Welcome to the 2013 A to Z Challenge!
This year, I’m
focusing on two themes: Emotions and
grammar,
depending on which
letter we’re on each day.
I’ll be sharing mostly what I’ve learned about writing emotion into a novel, but I’ll also be throwing in a few key grammar lessons, pet peeves I’ve picked up while working as an editor.
Today’s an emotion day!
I’ll be sharing mostly what I’ve learned about writing emotion into a novel, but I’ll also be throwing in a few key grammar lessons, pet peeves I’ve picked up while working as an editor.
Today’s an emotion day!
__________
F is for forgiveness: the act of giving pardon for or remission of
an offense or debt; to absolve.
I was going to take the easy way out today and discuss the
emotion of fear, but when I completed my first novel, The
Mistaken, a strong and undeniable theme emerged, and that theme was
forgiveness. Seems I have a real issue
with it, having quite a few people in my life who’ve hurt me in unspeakable
ways. And I’ve had to deal with not
being forgiven myself, something which has plagued me for over twenty-eight
years. So I think I have a keen
understanding of it.
It’s not an easily believable emotion to write about. Forgiveness is something that typically comes
slowly, over a relatively extended period of time. In my novel, the protagonist cannot come to
terms with the egregious consequences a stranger’s reckless act has had upon
his life—the death of his pregnant wife.
He spends a great deal of time conspiring to get even. He doesn’t begin to heal until he realizes
that many of the consequences he’s suffered are due to his own shortcomings,
but by that point, it’s too late, and he’s set into motion a horrifying chain
of events.
And that, it seems, is the key to forgiveness, to understand
not only what instigated the perpetrator to offend, but that she, the offender,
is like anybody else, and, most especially, that she is like us.
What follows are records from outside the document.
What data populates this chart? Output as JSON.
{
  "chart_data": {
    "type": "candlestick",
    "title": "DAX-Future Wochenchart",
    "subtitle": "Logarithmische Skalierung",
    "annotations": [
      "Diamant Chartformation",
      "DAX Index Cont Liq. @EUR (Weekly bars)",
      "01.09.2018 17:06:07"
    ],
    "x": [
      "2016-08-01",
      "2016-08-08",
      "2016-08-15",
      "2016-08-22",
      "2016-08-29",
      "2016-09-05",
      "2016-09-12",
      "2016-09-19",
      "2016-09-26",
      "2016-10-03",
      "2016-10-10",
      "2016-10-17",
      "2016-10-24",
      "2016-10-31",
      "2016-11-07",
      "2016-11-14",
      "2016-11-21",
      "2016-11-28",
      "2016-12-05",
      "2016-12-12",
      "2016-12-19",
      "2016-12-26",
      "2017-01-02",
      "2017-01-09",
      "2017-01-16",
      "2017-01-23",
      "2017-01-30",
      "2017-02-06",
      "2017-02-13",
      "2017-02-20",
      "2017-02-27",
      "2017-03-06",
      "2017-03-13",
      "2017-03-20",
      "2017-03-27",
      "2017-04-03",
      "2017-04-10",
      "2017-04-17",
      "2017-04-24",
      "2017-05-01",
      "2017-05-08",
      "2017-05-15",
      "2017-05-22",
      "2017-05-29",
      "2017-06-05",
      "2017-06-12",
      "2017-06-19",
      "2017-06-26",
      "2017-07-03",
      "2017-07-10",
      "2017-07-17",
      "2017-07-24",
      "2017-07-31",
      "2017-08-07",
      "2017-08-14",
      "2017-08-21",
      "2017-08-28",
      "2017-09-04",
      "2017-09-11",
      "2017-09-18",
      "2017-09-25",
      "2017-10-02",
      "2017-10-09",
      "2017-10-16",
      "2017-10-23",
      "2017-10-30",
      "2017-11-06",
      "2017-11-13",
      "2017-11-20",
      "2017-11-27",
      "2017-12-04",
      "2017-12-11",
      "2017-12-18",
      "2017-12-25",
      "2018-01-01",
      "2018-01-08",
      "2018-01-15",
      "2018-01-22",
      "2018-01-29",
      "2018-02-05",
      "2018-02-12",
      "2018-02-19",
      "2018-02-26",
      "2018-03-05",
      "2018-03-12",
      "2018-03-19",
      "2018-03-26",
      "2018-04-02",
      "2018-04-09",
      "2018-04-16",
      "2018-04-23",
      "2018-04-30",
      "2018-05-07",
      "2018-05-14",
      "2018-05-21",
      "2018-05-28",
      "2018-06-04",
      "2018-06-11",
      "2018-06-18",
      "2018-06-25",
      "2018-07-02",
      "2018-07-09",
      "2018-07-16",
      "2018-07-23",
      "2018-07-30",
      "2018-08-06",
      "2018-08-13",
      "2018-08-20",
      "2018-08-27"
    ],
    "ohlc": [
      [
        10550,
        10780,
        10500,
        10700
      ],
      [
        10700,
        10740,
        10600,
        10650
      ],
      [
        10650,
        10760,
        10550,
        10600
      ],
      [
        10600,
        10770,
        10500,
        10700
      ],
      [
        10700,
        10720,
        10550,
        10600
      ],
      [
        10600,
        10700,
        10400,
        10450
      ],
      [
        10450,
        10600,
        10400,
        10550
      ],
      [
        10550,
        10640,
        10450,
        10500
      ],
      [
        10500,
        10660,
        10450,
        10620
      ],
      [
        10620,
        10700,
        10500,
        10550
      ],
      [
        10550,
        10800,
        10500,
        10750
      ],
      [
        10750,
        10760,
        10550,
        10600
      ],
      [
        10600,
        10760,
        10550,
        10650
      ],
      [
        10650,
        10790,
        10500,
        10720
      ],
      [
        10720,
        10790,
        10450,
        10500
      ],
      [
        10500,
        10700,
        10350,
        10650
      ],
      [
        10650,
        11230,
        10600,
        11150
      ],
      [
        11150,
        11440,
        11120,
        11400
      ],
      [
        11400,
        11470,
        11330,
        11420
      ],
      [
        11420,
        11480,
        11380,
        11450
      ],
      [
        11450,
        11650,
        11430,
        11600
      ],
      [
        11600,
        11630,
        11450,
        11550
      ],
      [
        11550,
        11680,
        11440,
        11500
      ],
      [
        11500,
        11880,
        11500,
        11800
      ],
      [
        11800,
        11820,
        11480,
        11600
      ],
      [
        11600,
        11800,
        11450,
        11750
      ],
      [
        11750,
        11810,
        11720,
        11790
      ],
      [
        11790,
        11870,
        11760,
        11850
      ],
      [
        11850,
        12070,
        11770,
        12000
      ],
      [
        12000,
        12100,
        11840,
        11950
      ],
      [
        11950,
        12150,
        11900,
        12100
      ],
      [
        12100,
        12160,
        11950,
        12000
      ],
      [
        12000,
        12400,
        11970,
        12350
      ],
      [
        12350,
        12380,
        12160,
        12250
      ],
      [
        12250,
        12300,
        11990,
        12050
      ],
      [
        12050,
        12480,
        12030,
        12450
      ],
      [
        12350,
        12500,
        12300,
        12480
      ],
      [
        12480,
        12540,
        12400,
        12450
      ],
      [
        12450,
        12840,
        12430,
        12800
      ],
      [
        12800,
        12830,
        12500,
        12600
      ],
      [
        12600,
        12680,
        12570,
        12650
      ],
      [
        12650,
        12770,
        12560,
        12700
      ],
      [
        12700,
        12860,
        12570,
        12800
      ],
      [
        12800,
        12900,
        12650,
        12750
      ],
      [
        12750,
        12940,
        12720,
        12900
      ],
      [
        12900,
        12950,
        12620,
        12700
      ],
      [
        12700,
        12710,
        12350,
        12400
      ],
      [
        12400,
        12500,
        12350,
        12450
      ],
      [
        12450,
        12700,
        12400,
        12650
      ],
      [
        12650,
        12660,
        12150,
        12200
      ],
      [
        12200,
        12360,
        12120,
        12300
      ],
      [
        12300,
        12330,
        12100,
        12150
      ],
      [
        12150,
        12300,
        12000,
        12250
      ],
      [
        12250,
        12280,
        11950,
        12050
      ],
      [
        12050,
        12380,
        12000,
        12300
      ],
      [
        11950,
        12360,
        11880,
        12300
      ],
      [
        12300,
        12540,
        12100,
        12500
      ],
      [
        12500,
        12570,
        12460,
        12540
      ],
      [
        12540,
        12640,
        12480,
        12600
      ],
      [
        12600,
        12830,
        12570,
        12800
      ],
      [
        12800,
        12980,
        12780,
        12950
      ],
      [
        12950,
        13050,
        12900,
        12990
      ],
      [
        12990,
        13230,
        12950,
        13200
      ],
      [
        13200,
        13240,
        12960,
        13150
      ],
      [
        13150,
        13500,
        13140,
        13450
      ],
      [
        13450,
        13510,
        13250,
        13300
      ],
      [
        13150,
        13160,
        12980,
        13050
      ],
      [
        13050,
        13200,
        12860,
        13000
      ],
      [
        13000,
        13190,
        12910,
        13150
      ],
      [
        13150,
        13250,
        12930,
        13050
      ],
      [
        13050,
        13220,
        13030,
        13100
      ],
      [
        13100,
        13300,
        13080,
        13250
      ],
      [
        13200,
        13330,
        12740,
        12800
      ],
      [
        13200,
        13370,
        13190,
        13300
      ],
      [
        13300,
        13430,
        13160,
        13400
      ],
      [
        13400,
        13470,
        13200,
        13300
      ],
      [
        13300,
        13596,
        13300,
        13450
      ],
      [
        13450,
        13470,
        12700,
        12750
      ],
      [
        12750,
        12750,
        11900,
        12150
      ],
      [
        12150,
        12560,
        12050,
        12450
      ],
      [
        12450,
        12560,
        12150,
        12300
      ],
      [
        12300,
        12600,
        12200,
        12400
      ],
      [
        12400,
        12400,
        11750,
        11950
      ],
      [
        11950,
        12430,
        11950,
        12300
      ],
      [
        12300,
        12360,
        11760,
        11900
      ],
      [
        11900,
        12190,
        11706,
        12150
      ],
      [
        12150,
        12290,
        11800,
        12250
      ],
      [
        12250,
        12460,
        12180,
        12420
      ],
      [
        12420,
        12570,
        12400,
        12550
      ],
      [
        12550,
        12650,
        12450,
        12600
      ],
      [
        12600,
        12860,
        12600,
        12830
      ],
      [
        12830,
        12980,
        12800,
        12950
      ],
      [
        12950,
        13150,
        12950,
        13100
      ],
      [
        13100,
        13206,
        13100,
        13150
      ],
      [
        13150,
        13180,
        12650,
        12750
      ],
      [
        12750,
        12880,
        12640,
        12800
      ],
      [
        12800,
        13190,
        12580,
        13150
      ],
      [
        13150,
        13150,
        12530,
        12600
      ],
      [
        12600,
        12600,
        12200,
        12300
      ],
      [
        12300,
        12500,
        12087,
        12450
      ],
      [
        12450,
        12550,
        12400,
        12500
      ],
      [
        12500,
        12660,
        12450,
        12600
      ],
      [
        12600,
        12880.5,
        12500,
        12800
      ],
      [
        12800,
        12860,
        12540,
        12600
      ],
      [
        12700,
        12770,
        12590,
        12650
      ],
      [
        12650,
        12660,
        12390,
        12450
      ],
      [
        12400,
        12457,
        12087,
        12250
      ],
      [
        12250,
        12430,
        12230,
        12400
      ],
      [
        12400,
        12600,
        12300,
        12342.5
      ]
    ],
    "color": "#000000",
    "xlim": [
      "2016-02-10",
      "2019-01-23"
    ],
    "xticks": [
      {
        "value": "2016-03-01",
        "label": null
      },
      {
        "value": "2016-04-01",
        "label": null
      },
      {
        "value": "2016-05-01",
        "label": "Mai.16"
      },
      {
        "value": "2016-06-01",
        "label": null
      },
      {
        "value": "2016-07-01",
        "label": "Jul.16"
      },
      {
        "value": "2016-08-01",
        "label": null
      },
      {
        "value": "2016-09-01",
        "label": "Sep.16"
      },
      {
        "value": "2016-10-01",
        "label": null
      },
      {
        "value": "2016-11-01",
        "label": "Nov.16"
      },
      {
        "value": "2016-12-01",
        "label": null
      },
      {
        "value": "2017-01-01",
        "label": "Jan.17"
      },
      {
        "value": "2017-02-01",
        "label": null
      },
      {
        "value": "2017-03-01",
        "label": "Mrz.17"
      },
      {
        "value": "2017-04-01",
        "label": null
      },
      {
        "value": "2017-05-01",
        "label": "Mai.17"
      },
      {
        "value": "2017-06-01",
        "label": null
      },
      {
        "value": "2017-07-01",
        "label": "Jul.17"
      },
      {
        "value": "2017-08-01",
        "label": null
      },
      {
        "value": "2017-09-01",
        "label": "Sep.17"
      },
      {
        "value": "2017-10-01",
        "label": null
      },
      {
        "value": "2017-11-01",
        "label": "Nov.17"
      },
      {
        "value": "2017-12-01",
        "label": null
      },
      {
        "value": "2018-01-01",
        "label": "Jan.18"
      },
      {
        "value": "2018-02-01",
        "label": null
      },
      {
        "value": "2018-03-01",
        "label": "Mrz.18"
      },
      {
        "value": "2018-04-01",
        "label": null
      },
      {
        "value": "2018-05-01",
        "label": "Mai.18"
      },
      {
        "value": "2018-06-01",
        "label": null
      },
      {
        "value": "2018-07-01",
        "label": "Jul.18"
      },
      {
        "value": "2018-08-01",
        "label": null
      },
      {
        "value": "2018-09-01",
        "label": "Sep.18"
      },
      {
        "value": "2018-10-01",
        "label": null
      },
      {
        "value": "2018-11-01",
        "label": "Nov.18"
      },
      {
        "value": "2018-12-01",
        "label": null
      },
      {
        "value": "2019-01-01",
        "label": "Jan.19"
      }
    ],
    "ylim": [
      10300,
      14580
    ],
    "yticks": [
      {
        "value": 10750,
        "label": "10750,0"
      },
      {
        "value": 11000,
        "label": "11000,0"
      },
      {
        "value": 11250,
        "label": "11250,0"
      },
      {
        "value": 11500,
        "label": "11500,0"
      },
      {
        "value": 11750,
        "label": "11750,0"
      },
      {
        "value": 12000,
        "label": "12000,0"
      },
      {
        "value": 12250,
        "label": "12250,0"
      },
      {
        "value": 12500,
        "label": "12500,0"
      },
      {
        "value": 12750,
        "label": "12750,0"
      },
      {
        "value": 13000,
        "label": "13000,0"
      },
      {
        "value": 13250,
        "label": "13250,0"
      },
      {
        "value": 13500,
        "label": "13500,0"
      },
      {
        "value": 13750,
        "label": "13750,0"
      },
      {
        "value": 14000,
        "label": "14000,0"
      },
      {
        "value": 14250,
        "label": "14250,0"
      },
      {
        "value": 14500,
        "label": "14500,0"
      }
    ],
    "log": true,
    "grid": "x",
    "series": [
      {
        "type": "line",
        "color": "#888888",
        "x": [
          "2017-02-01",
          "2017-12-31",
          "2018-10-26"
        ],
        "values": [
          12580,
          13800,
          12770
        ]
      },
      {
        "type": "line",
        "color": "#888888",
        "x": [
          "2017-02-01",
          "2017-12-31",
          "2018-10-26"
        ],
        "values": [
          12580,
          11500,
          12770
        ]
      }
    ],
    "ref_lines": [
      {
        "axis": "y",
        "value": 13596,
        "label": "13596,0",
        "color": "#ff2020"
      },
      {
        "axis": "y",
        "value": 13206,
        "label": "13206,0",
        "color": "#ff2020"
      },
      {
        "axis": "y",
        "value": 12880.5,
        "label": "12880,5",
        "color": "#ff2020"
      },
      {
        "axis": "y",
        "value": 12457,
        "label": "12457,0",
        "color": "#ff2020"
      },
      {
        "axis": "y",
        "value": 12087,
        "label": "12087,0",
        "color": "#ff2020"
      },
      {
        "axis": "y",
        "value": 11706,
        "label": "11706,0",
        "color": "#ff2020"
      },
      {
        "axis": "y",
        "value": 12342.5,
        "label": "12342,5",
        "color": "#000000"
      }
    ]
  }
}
So writing about forgiveness must include the
entire process: knowing all the facts
and how they unfolded, understanding the motivation behind it, and acknowledging
the victim's own culpability.
This doesn’t happen easily or quickly. People must be allowed their anger and
resentment first. Then they can be made
to see that things are not always as they appear, or are as simple as black and
white. When the victim can see the enemy
as human, with all the frailties that encompasses, only then can he
forgive. There must be an earnest sensitivity
to the very offense she committed, as well as the offender, and her victim. Otherwise, the act of forgiving feels far-fetched and unbelievable.
The act of forgiveness, or his inability to do so, often
reveals qualities about the character, his substance, his deficiencies, his
level of sincerity, and authenticity, all things the character must eventually
be attuned to himself before he can ever move forward.